Joash Amupitan did not choose soft words. In his Eid-el-Fitr message to staff, the Independent National Electoral Commission (INEC) chairman described the forthcoming governorship elections in Ekiti and Osun as an “immediate litmus test” for the reforms he has been driving since assuming office in October 2025.
It was the kind of language that carries weight and he is right to use it.
EDITOR’S PICKS
With Ekiti going to the polls on June 20 and Osun on August 8, INEC has less than three months before the first real verdict on its institutional credibility is delivered. Not by politicians. Not by civil society organisations. But by the conduct of the elections themselves.
A Commission That Must Prove Itself
Amupitan inherited an institution bruised by years of disputed results, logistical failures, and a public trust deficit that had become structurally embedded. The 2023 general election, with its contested presidential outcome and the IReV controversy, left millions of Nigerians — particularly younger voters — convinced that the electoral process was, at best, unreliable and, at worst, rigged by design.

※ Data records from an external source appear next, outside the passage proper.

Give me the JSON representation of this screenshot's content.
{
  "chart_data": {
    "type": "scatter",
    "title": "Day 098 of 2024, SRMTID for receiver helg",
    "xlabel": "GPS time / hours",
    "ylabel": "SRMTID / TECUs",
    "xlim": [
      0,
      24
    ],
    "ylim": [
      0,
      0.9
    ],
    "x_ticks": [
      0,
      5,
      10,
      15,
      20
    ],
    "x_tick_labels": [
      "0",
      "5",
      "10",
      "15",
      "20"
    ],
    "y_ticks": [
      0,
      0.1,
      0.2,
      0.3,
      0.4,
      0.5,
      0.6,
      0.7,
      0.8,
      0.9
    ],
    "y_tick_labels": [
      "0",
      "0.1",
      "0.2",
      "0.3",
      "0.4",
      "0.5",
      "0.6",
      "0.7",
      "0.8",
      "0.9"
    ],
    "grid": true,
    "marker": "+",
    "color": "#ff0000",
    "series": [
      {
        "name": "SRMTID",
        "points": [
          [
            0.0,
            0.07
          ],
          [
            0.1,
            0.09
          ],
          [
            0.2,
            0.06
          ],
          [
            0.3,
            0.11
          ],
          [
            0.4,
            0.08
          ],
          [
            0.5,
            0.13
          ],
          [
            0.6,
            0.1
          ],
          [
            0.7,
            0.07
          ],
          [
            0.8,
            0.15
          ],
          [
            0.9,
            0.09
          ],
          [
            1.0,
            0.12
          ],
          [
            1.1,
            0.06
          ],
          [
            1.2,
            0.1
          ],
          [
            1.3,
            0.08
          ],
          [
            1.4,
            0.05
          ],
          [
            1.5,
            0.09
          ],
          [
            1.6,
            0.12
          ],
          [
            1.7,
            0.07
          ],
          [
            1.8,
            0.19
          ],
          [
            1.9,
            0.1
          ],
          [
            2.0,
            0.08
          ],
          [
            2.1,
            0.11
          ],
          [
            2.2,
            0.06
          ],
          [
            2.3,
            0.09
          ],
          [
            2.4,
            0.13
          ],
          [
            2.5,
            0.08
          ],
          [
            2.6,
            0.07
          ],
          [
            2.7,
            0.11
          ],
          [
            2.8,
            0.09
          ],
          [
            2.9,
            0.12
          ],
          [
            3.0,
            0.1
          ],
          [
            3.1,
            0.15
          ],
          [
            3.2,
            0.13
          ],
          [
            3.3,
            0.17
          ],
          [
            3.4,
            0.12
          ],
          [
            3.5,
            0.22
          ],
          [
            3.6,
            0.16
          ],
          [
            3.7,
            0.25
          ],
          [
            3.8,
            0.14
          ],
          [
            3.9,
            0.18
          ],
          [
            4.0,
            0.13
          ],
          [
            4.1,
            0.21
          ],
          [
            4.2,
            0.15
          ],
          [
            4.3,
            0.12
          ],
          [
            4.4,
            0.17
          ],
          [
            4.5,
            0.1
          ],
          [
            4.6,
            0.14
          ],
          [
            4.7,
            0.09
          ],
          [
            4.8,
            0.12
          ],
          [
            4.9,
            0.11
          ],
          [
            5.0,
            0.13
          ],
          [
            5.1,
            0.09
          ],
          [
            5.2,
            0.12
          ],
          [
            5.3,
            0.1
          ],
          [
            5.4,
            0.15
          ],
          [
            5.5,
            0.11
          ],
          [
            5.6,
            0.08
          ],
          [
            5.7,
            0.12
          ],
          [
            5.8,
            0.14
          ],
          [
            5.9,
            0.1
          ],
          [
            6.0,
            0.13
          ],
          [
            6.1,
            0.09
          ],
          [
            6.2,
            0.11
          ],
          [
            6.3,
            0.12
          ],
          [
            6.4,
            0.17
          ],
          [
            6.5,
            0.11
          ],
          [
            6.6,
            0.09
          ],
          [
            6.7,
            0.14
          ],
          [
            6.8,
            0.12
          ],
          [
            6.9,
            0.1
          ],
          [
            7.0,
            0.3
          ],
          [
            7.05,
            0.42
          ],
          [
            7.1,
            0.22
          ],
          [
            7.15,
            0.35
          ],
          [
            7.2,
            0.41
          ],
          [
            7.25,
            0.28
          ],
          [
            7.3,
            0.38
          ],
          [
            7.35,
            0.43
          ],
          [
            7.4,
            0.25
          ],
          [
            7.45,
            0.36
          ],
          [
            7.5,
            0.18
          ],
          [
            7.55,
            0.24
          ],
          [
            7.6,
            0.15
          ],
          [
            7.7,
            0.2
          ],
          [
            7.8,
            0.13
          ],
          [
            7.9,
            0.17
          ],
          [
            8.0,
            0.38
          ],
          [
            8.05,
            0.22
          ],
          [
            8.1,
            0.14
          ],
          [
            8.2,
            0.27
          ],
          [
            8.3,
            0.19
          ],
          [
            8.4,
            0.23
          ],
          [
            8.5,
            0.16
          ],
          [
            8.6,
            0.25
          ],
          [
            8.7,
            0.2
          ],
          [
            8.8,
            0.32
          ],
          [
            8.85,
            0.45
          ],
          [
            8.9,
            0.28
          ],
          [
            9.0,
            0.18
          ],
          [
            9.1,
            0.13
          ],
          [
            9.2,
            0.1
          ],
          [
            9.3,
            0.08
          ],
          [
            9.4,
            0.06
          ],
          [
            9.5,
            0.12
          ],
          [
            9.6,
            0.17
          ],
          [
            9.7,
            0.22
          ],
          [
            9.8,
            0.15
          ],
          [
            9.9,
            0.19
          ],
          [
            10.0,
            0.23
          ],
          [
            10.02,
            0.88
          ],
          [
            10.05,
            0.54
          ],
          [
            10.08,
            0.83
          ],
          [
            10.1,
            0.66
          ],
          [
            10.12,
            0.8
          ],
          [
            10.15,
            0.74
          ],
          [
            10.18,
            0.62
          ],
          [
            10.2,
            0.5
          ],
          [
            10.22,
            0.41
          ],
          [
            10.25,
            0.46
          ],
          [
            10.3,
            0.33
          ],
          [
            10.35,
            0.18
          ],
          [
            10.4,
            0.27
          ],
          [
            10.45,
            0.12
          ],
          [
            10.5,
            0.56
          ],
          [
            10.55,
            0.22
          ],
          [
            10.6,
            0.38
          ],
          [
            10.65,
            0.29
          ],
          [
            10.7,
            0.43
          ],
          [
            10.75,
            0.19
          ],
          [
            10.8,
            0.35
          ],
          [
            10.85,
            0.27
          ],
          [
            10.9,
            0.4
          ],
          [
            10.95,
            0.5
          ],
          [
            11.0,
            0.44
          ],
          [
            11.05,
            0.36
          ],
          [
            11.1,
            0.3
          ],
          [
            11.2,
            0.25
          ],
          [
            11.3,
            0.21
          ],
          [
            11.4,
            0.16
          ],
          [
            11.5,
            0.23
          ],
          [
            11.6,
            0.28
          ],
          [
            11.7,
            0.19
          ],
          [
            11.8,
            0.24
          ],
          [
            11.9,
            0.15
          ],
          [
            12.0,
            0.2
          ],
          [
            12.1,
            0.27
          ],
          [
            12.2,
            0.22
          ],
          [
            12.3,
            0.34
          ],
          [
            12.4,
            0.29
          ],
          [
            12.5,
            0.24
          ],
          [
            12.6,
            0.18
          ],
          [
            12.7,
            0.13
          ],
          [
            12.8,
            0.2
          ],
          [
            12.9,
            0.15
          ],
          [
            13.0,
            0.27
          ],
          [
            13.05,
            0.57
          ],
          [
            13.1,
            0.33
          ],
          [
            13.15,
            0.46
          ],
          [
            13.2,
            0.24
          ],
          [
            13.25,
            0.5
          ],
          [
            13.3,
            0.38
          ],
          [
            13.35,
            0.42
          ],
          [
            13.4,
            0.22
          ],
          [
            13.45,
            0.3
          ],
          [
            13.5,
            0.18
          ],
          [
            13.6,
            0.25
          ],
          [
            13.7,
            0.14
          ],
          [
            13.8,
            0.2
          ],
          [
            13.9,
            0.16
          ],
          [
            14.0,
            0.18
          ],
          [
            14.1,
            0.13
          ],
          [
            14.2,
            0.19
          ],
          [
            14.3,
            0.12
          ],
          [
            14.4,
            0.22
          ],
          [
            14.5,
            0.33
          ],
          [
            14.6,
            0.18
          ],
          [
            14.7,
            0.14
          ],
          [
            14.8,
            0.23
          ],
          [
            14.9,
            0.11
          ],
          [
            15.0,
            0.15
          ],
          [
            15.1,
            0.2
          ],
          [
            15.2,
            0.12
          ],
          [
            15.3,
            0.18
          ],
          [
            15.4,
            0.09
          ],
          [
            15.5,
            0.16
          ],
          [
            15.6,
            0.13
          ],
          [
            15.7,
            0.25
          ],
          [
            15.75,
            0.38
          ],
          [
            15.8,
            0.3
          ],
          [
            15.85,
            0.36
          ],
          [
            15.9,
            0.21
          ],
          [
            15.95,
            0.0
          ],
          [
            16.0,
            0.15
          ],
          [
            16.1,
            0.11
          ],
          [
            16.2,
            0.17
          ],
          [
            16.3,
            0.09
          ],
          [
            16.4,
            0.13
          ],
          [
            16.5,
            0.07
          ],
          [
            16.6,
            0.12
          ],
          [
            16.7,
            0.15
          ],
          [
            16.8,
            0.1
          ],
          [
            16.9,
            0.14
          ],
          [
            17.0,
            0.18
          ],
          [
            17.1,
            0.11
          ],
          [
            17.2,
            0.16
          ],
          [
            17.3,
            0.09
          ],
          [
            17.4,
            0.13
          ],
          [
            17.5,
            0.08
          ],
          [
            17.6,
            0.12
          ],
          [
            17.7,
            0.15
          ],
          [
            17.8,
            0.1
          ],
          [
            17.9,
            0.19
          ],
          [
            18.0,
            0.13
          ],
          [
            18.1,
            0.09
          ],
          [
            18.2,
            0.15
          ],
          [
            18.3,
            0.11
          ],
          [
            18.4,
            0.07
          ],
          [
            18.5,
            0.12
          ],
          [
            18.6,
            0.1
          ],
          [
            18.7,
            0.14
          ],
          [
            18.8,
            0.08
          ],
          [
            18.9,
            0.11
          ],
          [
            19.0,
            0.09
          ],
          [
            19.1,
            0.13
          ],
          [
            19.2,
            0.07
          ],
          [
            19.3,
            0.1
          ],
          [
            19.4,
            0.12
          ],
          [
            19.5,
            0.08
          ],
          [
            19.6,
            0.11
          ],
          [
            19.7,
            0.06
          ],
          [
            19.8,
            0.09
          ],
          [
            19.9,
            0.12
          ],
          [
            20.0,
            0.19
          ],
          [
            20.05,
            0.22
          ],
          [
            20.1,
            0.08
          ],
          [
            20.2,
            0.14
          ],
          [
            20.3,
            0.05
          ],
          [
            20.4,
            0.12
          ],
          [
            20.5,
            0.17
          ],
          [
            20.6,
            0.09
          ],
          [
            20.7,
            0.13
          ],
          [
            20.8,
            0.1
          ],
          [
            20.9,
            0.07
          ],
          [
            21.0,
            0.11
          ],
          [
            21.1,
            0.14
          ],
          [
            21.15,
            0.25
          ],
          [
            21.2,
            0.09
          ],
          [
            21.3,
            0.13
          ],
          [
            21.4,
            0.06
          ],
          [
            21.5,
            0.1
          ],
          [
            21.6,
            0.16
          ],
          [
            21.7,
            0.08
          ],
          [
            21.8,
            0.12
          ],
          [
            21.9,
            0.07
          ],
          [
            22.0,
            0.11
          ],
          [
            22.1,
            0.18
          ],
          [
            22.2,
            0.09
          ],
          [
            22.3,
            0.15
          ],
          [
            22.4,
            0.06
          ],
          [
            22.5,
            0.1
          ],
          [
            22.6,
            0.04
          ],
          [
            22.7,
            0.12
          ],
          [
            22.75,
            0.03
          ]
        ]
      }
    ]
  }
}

The Electoral Act 2026, under which INEC is now operating, tightens the legal framework around the bimodal voter accreditation system (BVAS) and the result-viewing portal. These are not new technologies; they were deployed in 2023.
What is new is the statutory obligation to use them correctly, and the reputational consequences of failing to do so again. Off-cycle state elections have historically served as the first real rehearsal for general elections, a space where institutional muscle memory is either built or eroded. Ekiti and Osun are that rehearsal.

The Structural Stakes
What makes these two elections particularly telling is their relative manageability. Unlike a general election, which simultaneously strains INEC’s 14,000-strong workforce across 36 states and the FCT, governorship elections in two states offer the commission a controlled environment. If INEC cannot deploy BVAS without disruption, transmit results transparently via IReV, or enforce its own zero-tolerance misconduct policy in Ekiti and Osun, it will have no credible answer when Nigerians ask how it intends to do so across the country in 2027.
The logic is simple: success here does not guarantee 2027, but failure here almost certainly dooms it. Voter apathy, which Amupitan has explicitly identified as a problem to be addressed, is not simply a function of public cynicism. It is a rational response to a system people believe will not reflect their choices. Every election INEC conducts badly deepens that calculation.
Why 2027 Cannot Afford a Dress Rehearsal Gone Wrong
The 2027 general election will be contested in a political climate of exceptional tension. With the governing All Progressives Congress facing pressure on multiple fronts — economic hardship, a restive opposition, and the unresolved question of President Tinubu’s re-election bid — the demand for a credible umpire will be acute.
INEC arriving at that moment with the credibility of Ekiti and Osun behind it is a fundamentally different proposition from arriving having explained away two more contested off-cycle polls.
FURTHER READING
Amupitan framed his Eid message around the virtues of Ramadan: patience, integrity, and empathy. They are the right virtues for the task. But sermons do not conduct elections. Systems do, and people do. What June 20 in Ekiti will test is not Amupitan’s rhetoric — it is whether the institution he leads has genuinely changed, or whether the language of reform is itself the latest thing Nigerians cannot afford to believe.